If you look inside this special jar, you will find a forest of candy floss and a cheeky, ticklish tiger. For Beth De Nobrega, making up fun stories with her two children, Freya, six, and Max, two, is an important part of her life.
When she began creating written prompts for them, other parents became interested and she set up Magical Story Jars as a business.
The 36-year-old from Farington Moss, says: “Having children just takes over your life.
“I love watching my children playing and seeing how creative they are. I live for my children.
“I was on maternity leave with Max and I had more time and felt more relaxed.
“My daughter, Freya, loved making up silly stories at bedtime but I found that when her dad, Roger, was putting her to bed, they both struggled sometimes with developing them even further.
“That’s when I came up with the idea of the Magical Story Jars. They’re simple to use and so much fun. Children sprinkle magic dust in the jar to make the stories come alive and then take their pick from 45 different cards to form the basis of their tales. The story cards inside the jar comprise three sets of colour coded cards: character, setting and plot.
“It’s so fun listening to the stories that children and their parents come up with, no two are ever the same.
“I’ve also made sure that the story cards have an emphasis on important values, so I’ve included different characters such as Rodney the very shy robot who really wanted to win the golden trophy, to emphasise to children that it’s okay to be shy or not to win at everything all the time.
“I get a lot of my inspiration from my children. The stories Freya comes up with are great. She came up with a forest of candy floss and she added a chocolate river than runs through it, because it sounded fun.
“One of the characters in our Magical Story Jars is a fearless astronaut named Matilda.
“She came to be when my daughter and I were painting a space picture together using the back of an old roll of wallpaper. Freya was drawing aliens at one end of the big picture and I added an lady astronaut at the other end. Freya said to me, ‘but Mummy, astronauts are men aren’t they?’
“I felt really sad that this is how she thought things were, that’s how Matilda the fearless astronaut came about.
“I think having positive female role models is so important for kids.
“I also use a lot of ideas from things that have happened, such as a child losing his favourite toy, which happened to Max.”
Beth showed the jars to her friends, who took a real interest.
As she tried them out at schools and nurseries, she completed a course in writing children’s storybooks and began to set up an official business.
She adds: “I did a bit of trial trading and it took off really well.
“I carried on working at Lancashire Teaching Hospital as a membership engagement manager, three days a week and in the evenings I was working on my business.
“I was then offered a new role at work and it made me realise I was ready to pursue my dreams.
“The original ones were very home made but I began improving them and worked with a graphic designer to add images to the prompts.
“I took it to schools and nurseries in the local area and I got good feedback.

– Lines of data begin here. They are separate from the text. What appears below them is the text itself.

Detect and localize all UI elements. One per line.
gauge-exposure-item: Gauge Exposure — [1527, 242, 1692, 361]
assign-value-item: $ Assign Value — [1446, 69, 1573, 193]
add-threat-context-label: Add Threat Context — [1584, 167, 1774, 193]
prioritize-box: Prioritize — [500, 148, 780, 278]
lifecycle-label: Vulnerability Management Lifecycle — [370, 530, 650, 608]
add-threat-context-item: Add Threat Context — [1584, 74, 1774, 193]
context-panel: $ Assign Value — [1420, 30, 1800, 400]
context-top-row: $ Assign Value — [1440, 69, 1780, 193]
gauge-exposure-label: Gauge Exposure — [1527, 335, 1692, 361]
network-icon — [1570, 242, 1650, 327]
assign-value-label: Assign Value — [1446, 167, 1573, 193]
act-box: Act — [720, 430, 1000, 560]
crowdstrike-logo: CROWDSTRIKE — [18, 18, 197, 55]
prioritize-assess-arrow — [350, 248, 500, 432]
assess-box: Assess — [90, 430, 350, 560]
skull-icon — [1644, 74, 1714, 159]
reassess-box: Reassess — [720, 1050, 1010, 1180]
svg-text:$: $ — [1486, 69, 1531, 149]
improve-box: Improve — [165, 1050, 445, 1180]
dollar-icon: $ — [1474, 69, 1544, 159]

“These jars are not just for making up stories. They can be used as drawing prompts, used with Plasticine or Play-Doh or as improvisation in drama clubs.
“The whole idea of these jars is to be educational and help with language development. It also boosts creativity.”
Magical Story Jars are available to buy at www.magicalstoryjars.org and also in several local gift shops including The Harris Museum in Preston, Peppermint Cottage, in Leyland, and Stickyweeds, in New Longton.